Still, Drabble does offer comfort and repose, a focus on individuals, happy endings and a certain tendency to wind things up—and this is appropriate to the end of a trilogy though perhaps not so appropriate to the subject she has undertaken: The resolutions seem a bit pat. This may be why she ends with a gesture toward the kind of experience her novel cannot encompass, envisioning a Mitra who eludes “the family embrace”:
Mitra Akrun has been much invoked. … But he will not respond to the summons. … He will march on, armed, blooded, bloodied, a rusty Chinese rifle at his back. Many have died and many more will die in their attempt to maim and capture him. He grows and grows, he multiplies. … He is legion. He has not been told that he is living at the end of history. He does not care whether his mother lives or dies. He marches on. He is multitudes.
And this gesture toward the limits of her project is right, for there is—there is bound to be—a certain dissatisfaction with it.

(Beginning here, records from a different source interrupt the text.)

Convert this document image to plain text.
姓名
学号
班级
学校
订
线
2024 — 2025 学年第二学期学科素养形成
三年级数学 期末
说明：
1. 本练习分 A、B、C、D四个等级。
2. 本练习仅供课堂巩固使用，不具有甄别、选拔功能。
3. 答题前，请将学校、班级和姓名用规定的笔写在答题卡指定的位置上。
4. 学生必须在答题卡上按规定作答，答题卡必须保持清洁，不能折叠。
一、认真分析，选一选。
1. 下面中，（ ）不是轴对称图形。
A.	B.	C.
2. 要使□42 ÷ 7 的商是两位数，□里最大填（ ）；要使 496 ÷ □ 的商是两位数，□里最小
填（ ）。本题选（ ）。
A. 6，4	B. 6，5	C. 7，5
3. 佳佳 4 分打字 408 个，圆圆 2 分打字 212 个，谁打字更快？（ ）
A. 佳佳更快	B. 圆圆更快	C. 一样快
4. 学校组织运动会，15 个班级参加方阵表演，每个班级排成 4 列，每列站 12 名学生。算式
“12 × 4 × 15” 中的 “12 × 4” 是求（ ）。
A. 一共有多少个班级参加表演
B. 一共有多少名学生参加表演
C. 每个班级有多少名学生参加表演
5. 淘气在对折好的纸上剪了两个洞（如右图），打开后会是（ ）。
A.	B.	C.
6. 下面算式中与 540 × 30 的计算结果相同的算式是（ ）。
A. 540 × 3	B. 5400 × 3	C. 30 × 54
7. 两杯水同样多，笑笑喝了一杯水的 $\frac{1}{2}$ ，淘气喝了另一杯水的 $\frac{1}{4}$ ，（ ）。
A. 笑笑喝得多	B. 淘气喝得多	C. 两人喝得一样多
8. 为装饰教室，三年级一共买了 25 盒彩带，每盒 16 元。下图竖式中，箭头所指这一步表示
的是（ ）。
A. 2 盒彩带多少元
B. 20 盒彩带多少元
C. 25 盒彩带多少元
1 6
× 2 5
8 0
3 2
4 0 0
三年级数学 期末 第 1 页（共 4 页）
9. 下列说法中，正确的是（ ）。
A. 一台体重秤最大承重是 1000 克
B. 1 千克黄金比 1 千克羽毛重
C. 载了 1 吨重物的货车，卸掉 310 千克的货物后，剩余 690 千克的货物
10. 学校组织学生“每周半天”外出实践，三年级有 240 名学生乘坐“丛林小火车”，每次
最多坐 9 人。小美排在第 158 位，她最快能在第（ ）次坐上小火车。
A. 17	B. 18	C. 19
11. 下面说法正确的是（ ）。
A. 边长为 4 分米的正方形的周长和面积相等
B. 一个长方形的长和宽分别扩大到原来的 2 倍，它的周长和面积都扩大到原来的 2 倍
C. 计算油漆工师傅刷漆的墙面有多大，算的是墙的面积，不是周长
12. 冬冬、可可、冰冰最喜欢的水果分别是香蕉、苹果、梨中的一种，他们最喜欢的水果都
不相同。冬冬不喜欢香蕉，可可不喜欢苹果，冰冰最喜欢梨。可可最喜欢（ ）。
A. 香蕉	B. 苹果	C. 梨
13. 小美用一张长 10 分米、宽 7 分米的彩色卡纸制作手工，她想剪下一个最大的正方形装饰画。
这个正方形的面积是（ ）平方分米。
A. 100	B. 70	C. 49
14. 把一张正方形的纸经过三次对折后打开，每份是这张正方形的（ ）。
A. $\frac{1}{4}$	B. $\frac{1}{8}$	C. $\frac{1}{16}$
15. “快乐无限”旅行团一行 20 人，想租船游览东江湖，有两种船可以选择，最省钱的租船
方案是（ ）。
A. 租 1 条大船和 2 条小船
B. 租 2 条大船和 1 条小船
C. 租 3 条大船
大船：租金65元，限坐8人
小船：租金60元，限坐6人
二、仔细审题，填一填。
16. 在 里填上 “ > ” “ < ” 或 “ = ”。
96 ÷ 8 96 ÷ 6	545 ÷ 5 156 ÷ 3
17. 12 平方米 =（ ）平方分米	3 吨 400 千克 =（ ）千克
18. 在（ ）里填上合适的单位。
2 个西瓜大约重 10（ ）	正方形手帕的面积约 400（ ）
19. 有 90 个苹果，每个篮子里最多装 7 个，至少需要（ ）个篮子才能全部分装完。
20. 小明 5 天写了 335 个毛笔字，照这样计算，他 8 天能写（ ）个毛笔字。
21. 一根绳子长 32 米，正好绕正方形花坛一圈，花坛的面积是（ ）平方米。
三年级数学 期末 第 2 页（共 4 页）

What I love about this novel is what I love about the best of Drabble's works—it's rich and complex and allusive and textured and intertextual and takes on the big questions: life and art, representation and responsibility, the possibility of political action, the question of human nature. It's a novel of ideas at a time when most fiction seems deliberately lobotomized; it's major in an age of minimalism. What I find disturbing is perhaps built into a project that takes on the unknowable, the unthinkable, the impossibility of conceiving of Bad Time from the perspective of Good Time, of understanding and expressing “the horror” within novelistic form; though I also have a sense, which I wish the novel had explored, that specific political factors, such as the U.S. bombing of Cambodia in the seventies, had something to do with unleashing “the horror” onto this land. Yet, I do think that this novel is doing something important politically. After Liz receives Stephen's package, she becomes obsessed with “the unfolding retrospective horror story of skull landscapes and killing fields” and sees Cambodia everywhere; she feels that Stephen has “posted” Cambodia to her. So, too, did I feel Drabble had posted Cambodia to me: The novel is an act of commemoration, a story to pass on—to tell and remember.